So when this marketing juggernaut turns its prowess to selling its own green credentials, you should expect nothing less than, say, Oscar winner Octavia Spencer playing Mother Nature in a slick viral video. But the credibility of Apple’s environmental claims is a little fuzzier than the razzle-dazzle would have you believe.
Tuesday’s Apple Event, the company’s annual celebration of mass consumerism, featured not only Spencer’s Mother Nature but a barrage of promises about all the ways Apple is looking out for her:
- A new watch lineup Apple calls its first “carbon neutral” product, a label Apple vows will apply to all its products by 2030
- No more leather in watch bands or accessories
- No more plastic in packaging by 2025
- Shipping more products by sea rather than by air
- Using more recycled materials
- Using renewable energy for some watch manufacturing, along with corporate offices, data centers and retail stores
- A vow to cut carbon emissions by 75% from 2015 levels by 2030
- A promise to use only “high quality” carbon credits to make up for whatever emissions Apple can’t eliminate
- A new tool in the Home app called “Grid Forecast” that alerts users when green power is available
These days, corporate “wokeism” attracts conservative backlash faster than sound draws the monsters in A Quiet Place. Apple deserves kudos for making as much noise about its social values as possible. In this, at least, the company is on the right side of history, setting a good example for its peers.
Apple also knows its target audience, of course; its user base leans young, female and fairly well-to-do. But if capitalism has any hope of helping solve the climate-change problem it created, then this is basically how it should work: The invisible hand of the market guiding companies and customers toward more-sustainable behavior. Some of Apple’s choices will also do clear and measurable good. Ditching leather, for example, is big: Cattle ranching is responsible for 14.5% of the planet’s emissions, by one estimate. Committing to renewable energy and setting aggressive targets for emissions reduction are important. Grid Forecast could nudge electricity use in a positive direction. And the sheer volume of recycled materials in Apple’s iPhones and other products is genuinely impressive.After that, the promises get murkier. For example, it isn’t entirely clear paper packaging is superior to plastic, as my Bloomberg Opinion colleagues Adam Minter and David Fickling have written. Though most of the fibers in Apple’s “fiber-based” packaging are recycled, the rest come from precious carbon-storing trees. Ocean shipping does emit far less carbon than air transport, but it also spews pollution directly into the oceans. More important, Apple’s emissions goals depend heavily on carbon offsets, which are credits companies and people get for investing in projects to reduce carbon — often, planting trees.

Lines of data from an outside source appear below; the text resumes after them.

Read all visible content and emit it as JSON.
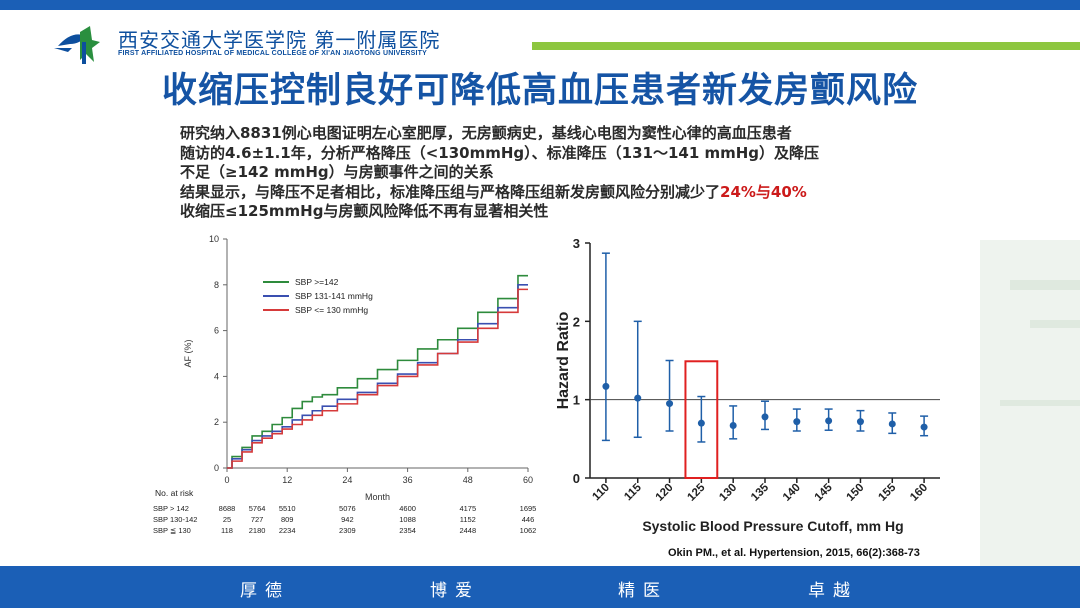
{
  "header": {
    "hospital_cn": "西安交通大学医学院 第一附属医院",
    "hospital_en": "FIRST AFFILIATED HOSPITAL OF MEDICAL COLLEGE OF XI'AN JIAOTONG UNIVERSITY",
    "colors": {
      "brand_blue": "#1b5fb6",
      "green": "#8dc63f",
      "title_blue": "#1554a5"
    }
  },
  "title": "收缩压控制良好可降低高血压患者新发房颤风险",
  "body": {
    "line1": "研究纳入8831例心电图证明左心室肥厚，无房颤病史，基线心电图为窦性心律的高血压患者",
    "line2": "随访的4.6±1.1年，分析严格降压（<130mmHg）、标准降压（131～141 mmHg）及降压",
    "line3": "不足（≥142 mmHg）与房颤事件之间的关系",
    "line4_prefix": "结果显示，与降压不足者相比，标准降压组与严格降压组新发房颤风险分别减少了",
    "line4_highlight": "24%与40%",
    "line5": "收缩压≤125mmHg与房颤风险降低不再有显著相关性"
  },
  "chart_data": [
    {
      "type": "line",
      "ylabel": "AF (%)",
      "xlabel": "Month",
      "xlim": [
        0,
        60
      ],
      "ylim": [
        0,
        10
      ],
      "x_ticks": [
        0,
        12,
        24,
        36,
        48,
        60
      ],
      "y_ticks": [
        0,
        2,
        4,
        6,
        8,
        10
      ],
      "legend_placement": "top-left",
      "series": [
        {
          "name": "SBP >=142",
          "color": "#2e8b3c",
          "points": [
            [
              0,
              0
            ],
            [
              2,
              0.5
            ],
            [
              4,
              0.9
            ],
            [
              6,
              1.4
            ],
            [
              8,
              1.6
            ],
            [
              10,
              1.9
            ],
            [
              12,
              2.2
            ],
            [
              14,
              2.6
            ],
            [
              16,
              2.9
            ],
            [
              18,
              3.1
            ],
            [
              20,
              3.2
            ],
            [
              24,
              3.5
            ],
            [
              28,
              3.9
            ],
            [
              32,
              4.3
            ],
            [
              36,
              4.7
            ],
            [
              40,
              5.2
            ],
            [
              44,
              5.6
            ],
            [
              48,
              6.1
            ],
            [
              52,
              6.8
            ],
            [
              56,
              7.4
            ],
            [
              60,
              8.4
            ]
          ]
        },
        {
          "name": "SBP 131-141 mmHg",
          "color": "#3a4fb0",
          "points": [
            [
              0,
              0
            ],
            [
              2,
              0.4
            ],
            [
              4,
              0.8
            ],
            [
              6,
              1.2
            ],
            [
              8,
              1.4
            ],
            [
              10,
              1.6
            ],
            [
              12,
              1.8
            ],
            [
              14,
              2.1
            ],
            [
              16,
              2.3
            ],
            [
              18,
              2.5
            ],
            [
              20,
              2.7
            ],
            [
              24,
              3.0
            ],
            [
              28,
              3.3
            ],
            [
              32,
              3.7
            ],
            [
              36,
              4.1
            ],
            [
              40,
              4.6
            ],
            [
              44,
              5.0
            ],
            [
              48,
              5.6
            ],
            [
              52,
              6.3
            ],
            [
              56,
              7.0
            ],
            [
              60,
              8.0
            ]
          ]
        },
        {
          "name": "SBP <= 130 mmHg",
          "color": "#d63a3a",
          "points": [
            [
              0,
              0
            ],
            [
              2,
              0.3
            ],
            [
              4,
              0.7
            ],
            [
              6,
              1.1
            ],
            [
              8,
              1.3
            ],
            [
              10,
              1.5
            ],
            [
              12,
              1.7
            ],
            [
              14,
              1.9
            ],
            [
              16,
              2.1
            ],
            [
              18,
              2.3
            ],
            [
              20,
              2.5
            ],
            [
              24,
              2.8
            ],
            [
              28,
              3.2
            ],
            [
              32,
              3.6
            ],
            [
              36,
              4.0
            ],
            [
              40,
              4.5
            ],
            [
              44,
              5.0
            ],
            [
              48,
              5.5
            ],
            [
              52,
              6.1
            ],
            [
              56,
              6.8
            ],
            [
              60,
              7.8
            ]
          ]
        }
      ],
      "risk_table": {
        "title": "No. at risk",
        "rows": [
          {
            "label": "SBP > 142",
            "values": [
              "8688",
              "5764",
              "5510",
              "5076",
              "4600",
              "4175",
              "1695"
            ]
          },
          {
            "label": "SBP 130-142",
            "values": [
              "25",
              "727",
              "809",
              "942",
              "1088",
              "1152",
              "446"
            ]
          },
          {
            "label": "SBP ≦ 130",
            "values": [
              "118",
              "2180",
              "2234",
              "2309",
              "2354",
              "2448",
              "1062"
            ]
          }
        ],
        "months": [
          0,
          6,
          12,
          24,
          36,
          48,
          60
        ]
      }
    },
    {
      "type": "scatter",
      "ylabel": "Hazard Ratio",
      "xlabel": "Systolic Blood Pressure Cutoff, mm Hg",
      "ylim": [
        0,
        3
      ],
      "y_ticks": [
        0,
        1,
        2,
        3
      ],
      "categories": [
        "110",
        "115",
        "120",
        "125",
        "130",
        "135",
        "140",
        "145",
        "150",
        "155",
        "160"
      ],
      "values": [
        1.17,
        1.02,
        0.95,
        0.7,
        0.67,
        0.78,
        0.72,
        0.73,
        0.72,
        0.69,
        0.65
      ],
      "ci_low": [
        0.48,
        0.52,
        0.6,
        0.46,
        0.5,
        0.62,
        0.6,
        0.61,
        0.6,
        0.57,
        0.54
      ],
      "ci_high": [
        2.87,
        2.0,
        1.5,
        1.04,
        0.92,
        0.98,
        0.88,
        0.88,
        0.86,
        0.83,
        0.79
      ],
      "reference_line": 1,
      "highlight_category": "125",
      "marker_color": "#1f5fa8",
      "highlight_color": "#e02020"
    }
  ],
  "citation": "Okin PM., et al. Hypertension, 2015, 66(2):368-73",
  "footer": {
    "items": [
      "厚德",
      "博爱",
      "精医",
      "卓越"
    ]
  }
}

Carbon offsets have been under intense scrutiny lately for promising more than they can deliver. Too many give credit for measures that would happen anyway, such as not chopping down trees, for example. Without a central authority to assure quality control for offsets, they will always be suspect. Rainforest offsets certified by Verra, one of the private standard-setters Apple uses, have been accused of being mostly “worthless.”
Apple is savvy enough to acknowledge the controversy. It promises its offsets will be “real, additional, measurable, and quantified, with systems in place to avoid double-counting, and that ensure permanence.” Its carbon-removal projects include building forests and other ecosystems in South America. Such a “rewilding” approach should hopefully store more carbon and be more sustainable than single-species tree plantations. Otherwise the trees risk dying, releasing their carbon right back into the atmosphere, as my Bloomberg Opinion colleague Lara Williams has written.
More than 300 of Apple’s suppliers have vowed to use 100% clean energy, but many can hit that goal only by using “renewable energy certificates,” another type of credit.
Apple was a relative standout in the latest Corporate Climate Responsibility Monitor by the New Climate Institute, a nonprofit group that tracks corporate green promises. It scored decent marks for transparency and goals. It was one of only a few companies studied that seemed on track to helping the world avoid a long-term warming trend of 1.5C above preindustrial averages.
At the same time, Apple was knocked for not cutting emissions even more aggressively, for relying too much on offsets and for not setting a longer-term target for reduction. It has addressed the latter issue by promising a 90% reduction by 2050. But the value of the rest remains to be seen. This is a company, after all, with a history of making green claims while also making it difficult to reuse and repair its devices. Given that manufacturing new phones is Apple’s biggest carbon source by far, this was a critical contradiction.
Apple has started to address the repair problem while again declaring itself a corporate leader in fighting climate change. That’s all the more reason to hold it to a higher standard.